Nella malattia di Behçet, il sistema immunitario riconosce come estranei i propri vasi sanguigni e li attacca. Non è chiaro quale sia la causa scatenante, ma si pensa a:

  • predisposizione genetica, i ricercatori pensano che vi sia una predisposizione genetica e che la malattia nella persona predisposta venga innescata da fattori esterni non ancora conosciuti. La sindrome di Behçet è associata in una percentuale variabile (circa 40-80% a seconda della popolazione con l’antigene di istocompatibilità (molecola presente sulla membrana delle cellule) HLA-B51, soprattutto nelle persone originarie del bacino del Mediterraneo e dell’Estremo Oriente
  • fattori ambientali, sebbene non sia stato ancora identificato un fattore ambientale specifico, è stato osservato che le persone appartenenti a un gruppo etnico a rischio che vivono fuori dal loro paese natale hanno minori probabilità di ammalarsi di sindrome di Behçet. La malattia è più comune in Estremo Oriente, in Medio Oriente e nei paesi del Mediterraneo come Turchia, Iran e Israele (antica “via della seta”)

Diagnosi

Per diagnosticare la malattia di Behçet, o per escludere altre possibili cause dei disturbi presenti, potrebbero essere necessari diversi esami:

  • analisi del sangue
  • analisi delle urine
  • esami strumentali per immagini: raggi X, tomografia computerizzata (TC) o risonanza magnetica (MRI)
  • prelievo di un piccolo pezzetto di pelle (biopsia della cute)
  • patergy-test, test per scoprire una particolare sensibilità della pelle a ferite o irritazioni
  • ricerca dell’antigene di istocompatibilità di classe I HLA-B51

Le linee guida attuali indicano che la malattia di Behçet può essere diagnosticata basandosi su iCriteri internazionali per la Malattia di Behçet (ICBD) del 2014 che utilizzano un sistema a punteggio (≥ 4) per migliorare la diagnosi, soprattutto nelle fasi iniziali della malattia, raggiungendo circa il 94,8% di sensibilità. I criteri principali includono: lesioni oculari (2 punti), afte genitali (2punti), afte orali (2 punti) e 1 punto ciascuno per lesioni cutanee, coinvolgimento vascolare e neurologico. 

Terapia

Attualmente, non esiste una cura risolutiva per la malattia di Behçet ma una serie di terapie possono aiutare ad alleviare i sintomi e a ridurre il rischio di gravi complicazioni.

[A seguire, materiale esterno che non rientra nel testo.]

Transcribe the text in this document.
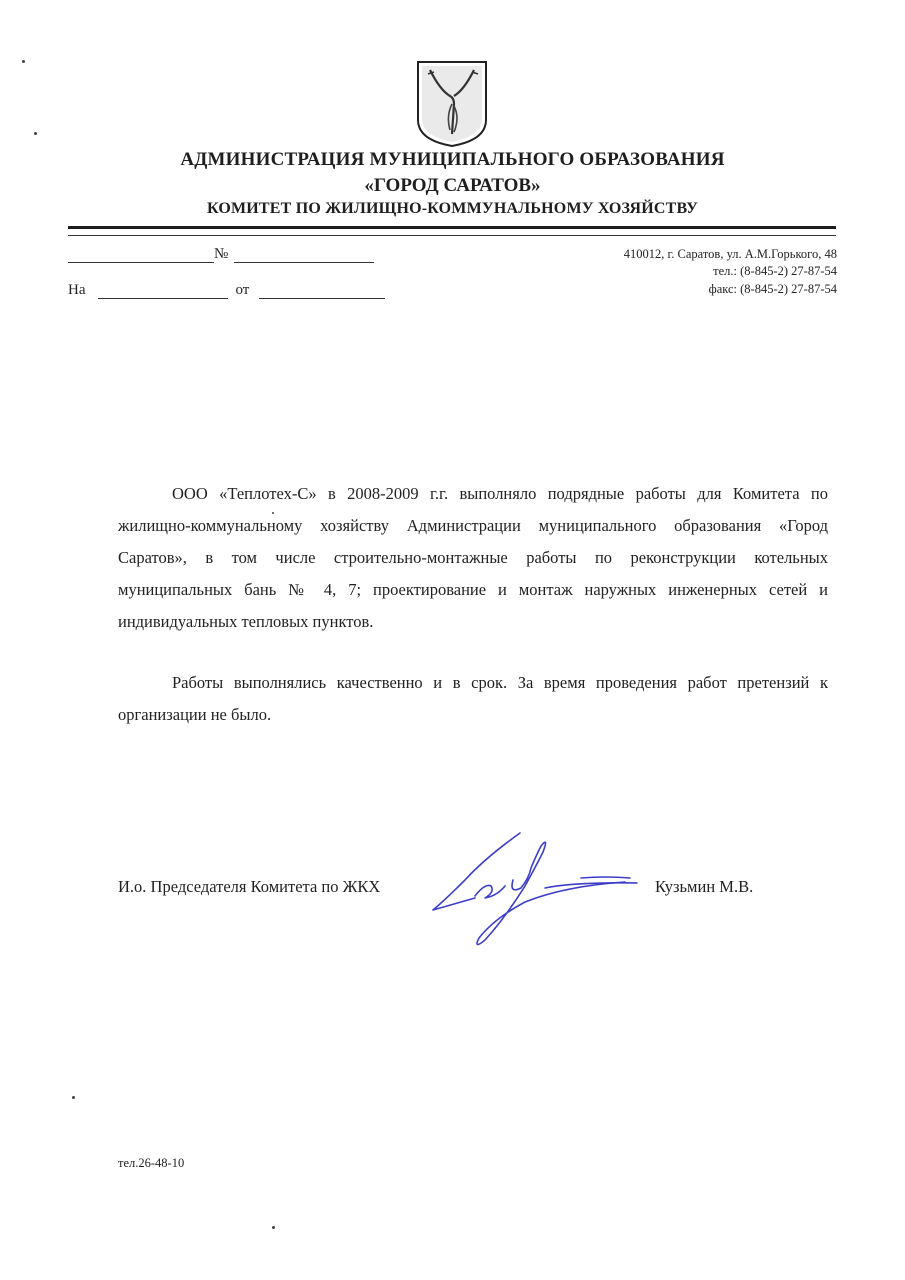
АДМИНИСТРАЦИЯ МУНИЦИПАЛЬНОГО ОБРАЗОВАНИЯ
«ГОРОД САРАТОВ»
КОМИТЕТ ПО ЖИЛИЩНО-КОММУНАЛЬНОМУ ХОЗЯЙСТВУ
№
На	от
410012, г. Саратов, ул. А.М.Горького, 48
тел.: (8-845-2) 27-87-54
факс: (8-845-2) 27-87-54
ООО «Теплотех-С» в 2008-2009 г.г. выполняло подрядные работы для Комитета по жилищно-коммунальному хозяйству Администрации муниципального образования «Город Саратов», в том числе строительно-монтажные работы по реконструкции котельных муниципальных бань № 4, 7; проектирование и монтаж наружных инженерных сетей и индивидуальных тепловых пунктов.
Работы выполнялись качественно и в срок. За время проведения работ претензий к организации не было.
И.о. Председателя Комитета по ЖКХ	Кузьмин М.В.
тел.26-48-10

Una volta confermata la presenza della malattia di Behçet, bisognerà rivolgersi a diversi specialisti, con esperienza nella cura della malattia, per la preparazione di un piano di trattamento individuale. Gli specialisti coinvolti includono:

  • dermatologo
  • specialista di medicina orale
  • reumatologo
  • oculista
  • neurologo

Il piano di trattamento prevede l'uso di una combinazione di diversi farmaci. A seconda del tipo e della gravità dei sintomi potrebbe essere necessario prendere farmaci a lungo termine per evitare lo sviluppo di gravi complicazioni come, ad esempio, la perdita della vista.

Farmaci

È possibile utilizzare diverse categorie di farmaci per trattare i vari sintomi della malattia di Behçet:

Corticosteroidi

I corticosteroidi sono potenti farmaci antinfiammatori. A seconda dei disturbi da trattare, possono essere impiegati:

  • corticosteroidi topici, colliri, creme o gel da applicare direttamente sull'area interessata
  • corticosteroidi orali, compresse o capsule che riducono l'infiammazione per via generale
  • corticosteroidi per iniezione, usati occasionalmente

L'uso a lungo termine di corticosteroidi orali è associato ad alcuni effetti indesiderati (effetti collaterali) che includono:

Immunosoppressori

Gli immunosoppressori sono farmaci che riducono l'attività del sistema di difesa dell'organismo (sistema immunitario) interrompendo così il processo infiammatorio che causa la maggior parte dei sintomi della malattia di Behçet.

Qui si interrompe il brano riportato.